Dual T cell receptor α chain T cells in autoimmunity

Abstract

Allelic exclusion at the T cell receptor α locus TCR-α is incomplete, as demonstrated by the presence of a number of T lymphocyte clones carrying two expressed α chain products. Such dual α chain T cells have been proposed to play a role in autoimmunity, for example, because of a second TCR-αβ pair having bypassed negative selection by virtue of low expression. We examined this hypothesis by generating mice of various autoimmunity-prone strains carrying a hemizygous targeted disruption of the TCR-α locus, therefore unable to produce dual α chain T cells.
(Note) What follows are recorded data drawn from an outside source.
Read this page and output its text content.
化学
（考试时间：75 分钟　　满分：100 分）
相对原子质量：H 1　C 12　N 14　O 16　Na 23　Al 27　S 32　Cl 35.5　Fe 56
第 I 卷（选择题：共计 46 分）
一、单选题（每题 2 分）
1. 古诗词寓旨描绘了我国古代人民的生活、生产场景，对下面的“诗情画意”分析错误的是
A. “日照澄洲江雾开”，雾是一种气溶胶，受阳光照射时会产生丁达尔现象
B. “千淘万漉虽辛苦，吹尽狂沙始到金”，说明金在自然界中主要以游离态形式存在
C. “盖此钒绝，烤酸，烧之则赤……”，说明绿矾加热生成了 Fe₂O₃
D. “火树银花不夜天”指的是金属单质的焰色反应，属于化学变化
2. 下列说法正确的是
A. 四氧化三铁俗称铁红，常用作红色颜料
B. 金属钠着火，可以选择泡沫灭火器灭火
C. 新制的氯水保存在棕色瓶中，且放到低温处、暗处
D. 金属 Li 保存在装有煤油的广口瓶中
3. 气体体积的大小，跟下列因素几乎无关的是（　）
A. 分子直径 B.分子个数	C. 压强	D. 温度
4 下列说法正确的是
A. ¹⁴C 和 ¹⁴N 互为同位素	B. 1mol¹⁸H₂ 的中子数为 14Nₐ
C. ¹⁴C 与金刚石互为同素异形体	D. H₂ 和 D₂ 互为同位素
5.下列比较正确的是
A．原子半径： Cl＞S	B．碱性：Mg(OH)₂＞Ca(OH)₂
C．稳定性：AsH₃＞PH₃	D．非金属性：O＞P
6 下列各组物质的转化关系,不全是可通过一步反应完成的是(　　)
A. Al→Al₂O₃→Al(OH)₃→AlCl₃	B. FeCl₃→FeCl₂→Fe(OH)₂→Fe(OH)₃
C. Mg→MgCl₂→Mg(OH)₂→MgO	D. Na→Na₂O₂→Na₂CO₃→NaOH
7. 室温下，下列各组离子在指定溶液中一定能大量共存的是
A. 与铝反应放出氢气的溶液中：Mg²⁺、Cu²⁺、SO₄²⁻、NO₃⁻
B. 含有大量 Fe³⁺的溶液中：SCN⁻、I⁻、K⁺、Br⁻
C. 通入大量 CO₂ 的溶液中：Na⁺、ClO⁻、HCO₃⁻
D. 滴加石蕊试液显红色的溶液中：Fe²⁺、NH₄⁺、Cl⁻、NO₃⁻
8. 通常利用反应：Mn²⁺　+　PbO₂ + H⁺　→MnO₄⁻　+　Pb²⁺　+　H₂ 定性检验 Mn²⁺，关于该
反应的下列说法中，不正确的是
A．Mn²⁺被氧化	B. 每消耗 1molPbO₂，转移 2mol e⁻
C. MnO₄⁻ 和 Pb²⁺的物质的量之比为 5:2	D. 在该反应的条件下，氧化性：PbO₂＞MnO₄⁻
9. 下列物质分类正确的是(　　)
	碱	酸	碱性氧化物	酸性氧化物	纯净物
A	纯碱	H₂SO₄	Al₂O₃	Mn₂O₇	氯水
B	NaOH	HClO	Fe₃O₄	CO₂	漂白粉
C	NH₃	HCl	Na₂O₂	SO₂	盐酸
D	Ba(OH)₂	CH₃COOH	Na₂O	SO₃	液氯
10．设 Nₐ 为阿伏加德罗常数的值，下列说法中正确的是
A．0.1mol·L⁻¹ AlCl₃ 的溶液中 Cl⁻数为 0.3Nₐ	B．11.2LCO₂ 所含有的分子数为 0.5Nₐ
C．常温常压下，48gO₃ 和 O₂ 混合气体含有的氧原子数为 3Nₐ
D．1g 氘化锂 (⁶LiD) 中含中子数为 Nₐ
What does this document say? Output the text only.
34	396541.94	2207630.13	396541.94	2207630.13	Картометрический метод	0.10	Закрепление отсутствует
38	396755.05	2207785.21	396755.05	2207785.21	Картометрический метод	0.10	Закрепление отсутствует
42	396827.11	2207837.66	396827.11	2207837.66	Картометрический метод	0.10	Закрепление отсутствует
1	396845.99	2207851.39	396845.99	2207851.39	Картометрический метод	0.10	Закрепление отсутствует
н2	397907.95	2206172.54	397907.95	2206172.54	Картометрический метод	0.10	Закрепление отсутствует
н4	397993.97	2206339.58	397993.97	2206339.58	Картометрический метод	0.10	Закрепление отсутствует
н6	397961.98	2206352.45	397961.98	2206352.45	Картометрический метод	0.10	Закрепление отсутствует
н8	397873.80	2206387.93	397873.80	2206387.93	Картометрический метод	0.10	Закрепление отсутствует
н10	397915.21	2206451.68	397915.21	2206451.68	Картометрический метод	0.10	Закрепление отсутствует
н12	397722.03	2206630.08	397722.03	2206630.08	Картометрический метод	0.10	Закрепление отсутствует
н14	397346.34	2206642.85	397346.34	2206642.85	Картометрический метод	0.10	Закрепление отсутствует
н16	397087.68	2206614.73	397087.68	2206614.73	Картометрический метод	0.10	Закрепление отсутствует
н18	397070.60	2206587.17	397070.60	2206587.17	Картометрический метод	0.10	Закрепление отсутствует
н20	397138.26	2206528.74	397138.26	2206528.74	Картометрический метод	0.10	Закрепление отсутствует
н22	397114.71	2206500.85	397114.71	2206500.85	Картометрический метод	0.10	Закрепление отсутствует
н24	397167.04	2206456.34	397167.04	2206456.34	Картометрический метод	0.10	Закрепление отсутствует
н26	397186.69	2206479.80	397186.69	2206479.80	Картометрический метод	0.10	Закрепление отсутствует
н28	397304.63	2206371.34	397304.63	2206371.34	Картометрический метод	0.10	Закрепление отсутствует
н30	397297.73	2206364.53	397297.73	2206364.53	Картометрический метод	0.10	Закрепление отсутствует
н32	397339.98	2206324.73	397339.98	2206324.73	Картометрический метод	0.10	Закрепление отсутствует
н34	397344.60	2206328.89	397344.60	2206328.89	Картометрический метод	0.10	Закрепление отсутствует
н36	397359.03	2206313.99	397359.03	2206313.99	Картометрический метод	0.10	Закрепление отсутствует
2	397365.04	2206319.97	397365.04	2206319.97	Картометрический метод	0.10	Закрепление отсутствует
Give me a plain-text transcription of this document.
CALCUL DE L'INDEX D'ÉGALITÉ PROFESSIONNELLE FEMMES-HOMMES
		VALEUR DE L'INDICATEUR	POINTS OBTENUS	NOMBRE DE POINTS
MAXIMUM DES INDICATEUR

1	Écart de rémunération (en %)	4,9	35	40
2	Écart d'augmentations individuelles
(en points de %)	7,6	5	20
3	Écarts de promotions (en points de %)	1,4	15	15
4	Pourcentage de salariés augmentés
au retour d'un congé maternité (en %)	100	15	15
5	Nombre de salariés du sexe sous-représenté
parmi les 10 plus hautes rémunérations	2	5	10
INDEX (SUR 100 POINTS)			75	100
Normal mice have a low but significant proportion of T cells expressing two cell-surface TCR-α chains that could be enumerated by comparison to TCR-α hemizygotes, which have none. Susceptibility to various autoimmune diseases was analyzed in TCR-α hemizygotes that bad been backcrossed to disease-prone strains for several generations. The incidence of experimental allergic encephalomyelitis and of lupus is not affected by the absence of dual TCR-α cells. In contrast, nonobese diabetic (NOD) TCRα hemizygotes are significantly protected from cyclophosphamide-accelerated insulitis and diabetes. Thus, dual α T cells may play an important role in some but not all autoimmune diseases. Furthermore, since protected and susceptible NOD mice both show strong spontaneous responses to glutamic acid decarboxylase, responses to this antigen, if necessary for diabetetogenesis, are not sufficient.